Oltre 20mila persone hanno partecipato alla manifestazione organizzata dal Comitato 3.32. Stufi del “catastrofe show”, in attesa di una ricostruzione che non arriva, gli aquilani hanno presentato una legge d’iniziativa popolare
di Sara Picardo
foto di Sara Picardo (immagini di foto di Sara Picardo)

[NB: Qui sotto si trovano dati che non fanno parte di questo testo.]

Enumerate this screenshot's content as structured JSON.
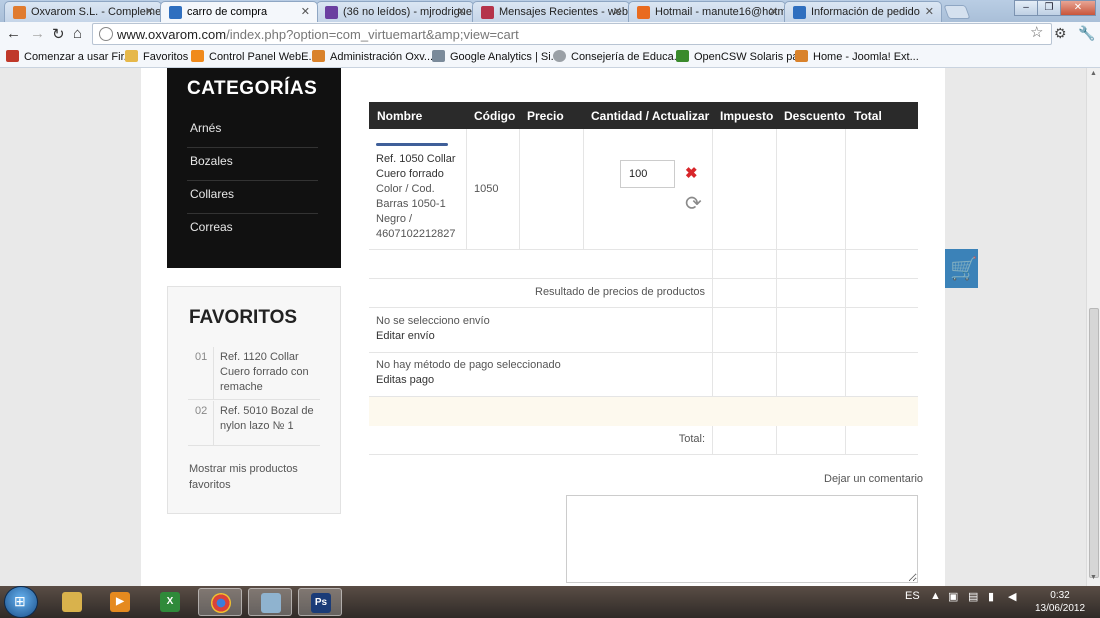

L’Aquila chiama Italia. E l’Italia risponde. Dai No Tav torinesi alle mamme di Terzigno, dai terremotati irpini ai genitori dei piccoli morti dopo il crollo della scuola di San Giuliano Marche. Dalla vicina Capitale alla lontana Sicilia. Oltre 20mila persone sono giunte alla manifestazione organizzata dai cittadini aquilani per ricordare che il capoluogo abruzzese, dal tragico sisma delle ore 3.32 del 6 aprile 2009, è una città morta, abbandonata a se stessa, sotto “macerie di democrazia” appunto, come recita il titolo scelto dai promotori della giornata.
Anche il cielo ha pianto insieme a parenti e amici delle vittime, accompagnando il corteo partito da piazza d’Armi alle 2 del pomeriggio sotto una pioggia battente. Un numeroso spezzone si è allontano dal percorso stabilito, entrando nella zona rossa, nessun ostacolo sul cammino, ai lati un cimitero di palazzi abbandonati, i resti di una città fantasma. Quasi 12mila case totalmente danneggiate nei centri storici per cui non sono ancora cominciati i lavori.

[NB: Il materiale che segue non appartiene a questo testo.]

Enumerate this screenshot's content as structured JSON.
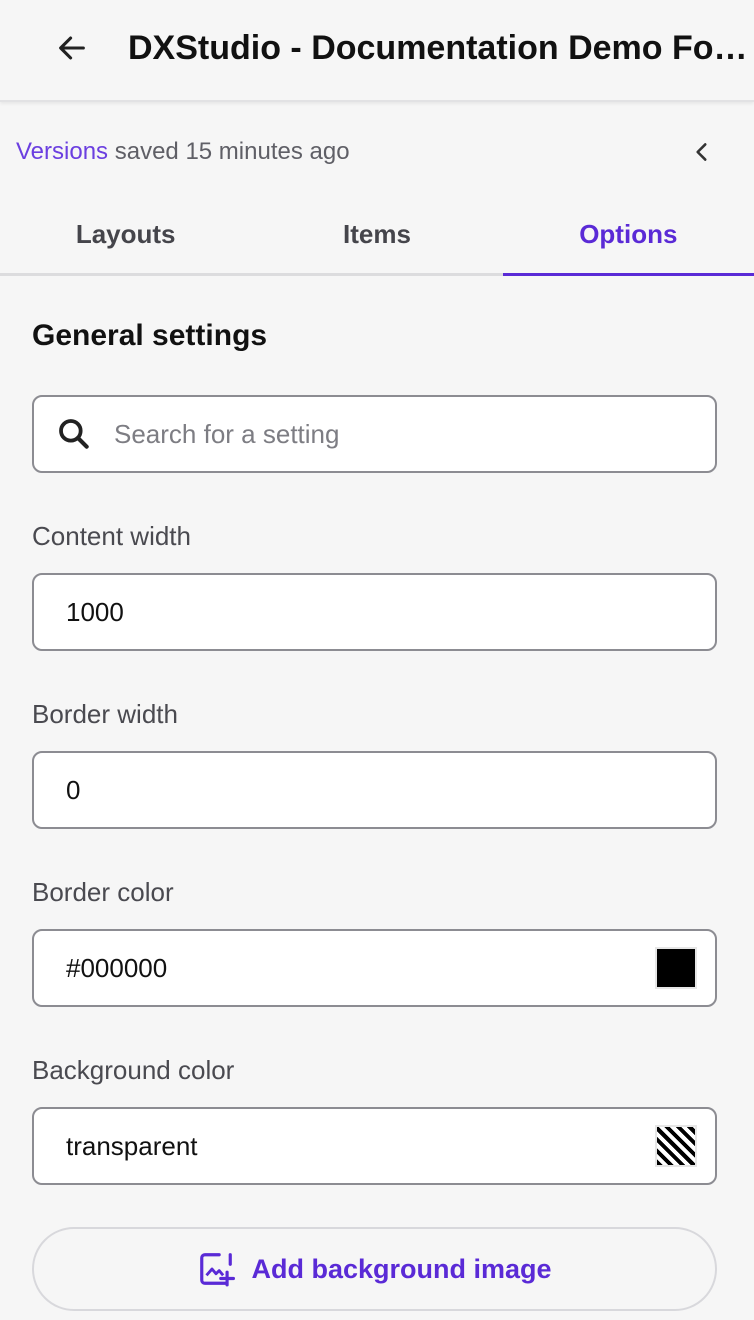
{
  "header": {
    "back_icon": "arrow-left-icon",
    "title": "DXStudio - Documentation Demo Form"
  },
  "versions": {
    "link_label": "Versions",
    "status_text": " saved 15 minutes ago",
    "collapse_icon": "chevron-left-icon"
  },
  "tabs": [
    {
      "label": "Layouts",
      "active": false
    },
    {
      "label": "Items",
      "active": false
    },
    {
      "label": "Options",
      "active": true
    }
  ],
  "general_settings": {
    "title": "General settings",
    "search": {
      "placeholder": "Search for a setting",
      "value": "",
      "icon": "search-icon"
    },
    "fields": {
      "content_width": {
        "label": "Content width",
        "value": "1000"
      },
      "border_width": {
        "label": "Border width",
        "value": "0"
      },
      "border_color": {
        "label": "Border color",
        "value": "#000000",
        "swatch": "#000000"
      },
      "background_color": {
        "label": "Background color",
        "value": "transparent",
        "swatch": "transparent"
      }
    },
    "add_background_image": {
      "label": "Add background image",
      "icon": "add-image-icon"
    }
  },
  "colors": {
    "accent": "#5a2ad6",
    "link": "#6b3fe0",
    "background": "#f6f6f6"
  }
}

“Il progetto C.A.S.E. accoglie 14.205 persone, non 30mila, come aveva dichiarato ad agosto del 2009 il nostro premier Silvio Berlusconi e da gennaio molto probabilmente dovranno tornare a pagare l’affitto, mentre ci hanno fatto la carità di prorogarci il pagamento delle tasse per altri 6 mesi”, racconta una ragazza del Comitato 3.32, promotore insieme ad altri della manifestazione. Mentre parla indica i negozi chiusi e mezzo crollati lungo la strada. Solo un bar è rimasto aperto.

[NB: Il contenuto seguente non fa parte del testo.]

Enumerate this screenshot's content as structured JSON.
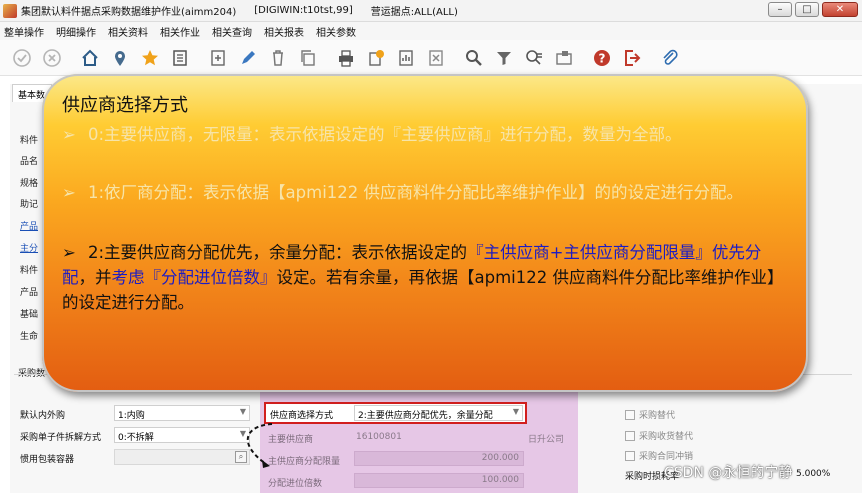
{
  "window": {
    "title": "集团默认料件据点采购数据维护作业(aimm204)",
    "server": "[DIGIWIN:t10tst,99]",
    "site": "营运据点:ALL(ALL)"
  },
  "menubar": [
    "整单操作",
    "明细操作",
    "相关资料",
    "相关作业",
    "相关查询",
    "相关报表",
    "相关参数"
  ],
  "toolbar": {
    "icons": [
      "check-icon",
      "cancel-icon",
      "home-icon",
      "location-icon",
      "star-icon",
      "list-icon",
      "add-icon",
      "edit-icon",
      "delete-icon",
      "copy-icon",
      "print-icon",
      "export-icon",
      "report-icon",
      "excel-icon",
      "search-icon",
      "filter-icon",
      "query-icon",
      "preview-icon",
      "help-icon",
      "exit-icon",
      "attach-icon"
    ]
  },
  "background": {
    "tab_label": "基本数",
    "side_labels": [
      "料件",
      "品名",
      "规格",
      "助记",
      "产品",
      "主分",
      "料件",
      "产品",
      "基础",
      "生命"
    ],
    "fieldset_title": "采购数",
    "fields": {
      "in_out_label": "默认内外购",
      "in_out_value": "1:内购",
      "split_label": "采购单子件拆解方式",
      "split_value": "0:不拆解",
      "container_label": "惯用包装容器",
      "supplier_select_label": "供应商选择方式",
      "supplier_select_value": "2:主要供应商分配优先，余量分配",
      "main_supplier_label": "主要供应商",
      "main_supplier_code": "16100801",
      "main_supplier_name": "日升公司",
      "limit_label": "主供应商分配限量",
      "limit_value": "200.000",
      "multiple_label": "分配进位倍数",
      "multiple_value": "100.000",
      "chk_substitute": "采购替代",
      "chk_receipt": "采购收货替代",
      "chk_contract": "采购合同冲销",
      "loss_label": "采购时损耗率",
      "loss_value": "5.000%"
    }
  },
  "callout": {
    "title": "供应商选择方式",
    "arrow": "➢",
    "item1": "0:主要供应商，无限量：表示依据设定的『主要供应商』进行分配，数量为全部。",
    "item2": "1:依厂商分配：表示依据【apmi122 供应商料件分配比率维护作业】的的设定进行分配。",
    "item3": {
      "p1": "2:主要供应商分配优先，余量分配：表示依据设定的",
      "em1": "『主供应商+主供应商分配限量』优先分配",
      "p2": "，并",
      "em2": "考虑『分配进位倍数』",
      "p3": "设定。若有余量，再依据【apmi122 供应商料件分配比率维护作业】的设定进行分配。"
    }
  },
  "watermark": "CSDN @永恒的宁静"
}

“Quasi 7mila persone vivono nei Moduli Abitativi Provvisori, 1.410 alloggiano in appartamenti in affitto concordato con la Protezione civile, quasi 3mila vivono ancora in albergo, per lo più anziani. E dei single non si sa più niente. Ormai la gente lascia L’Aquila, non c’è più lavoro né futuro”, le fa eco Angelo, di Epicentro Solidale. “Nessuno vuole più venire qua, ma noi vogliamo restare”.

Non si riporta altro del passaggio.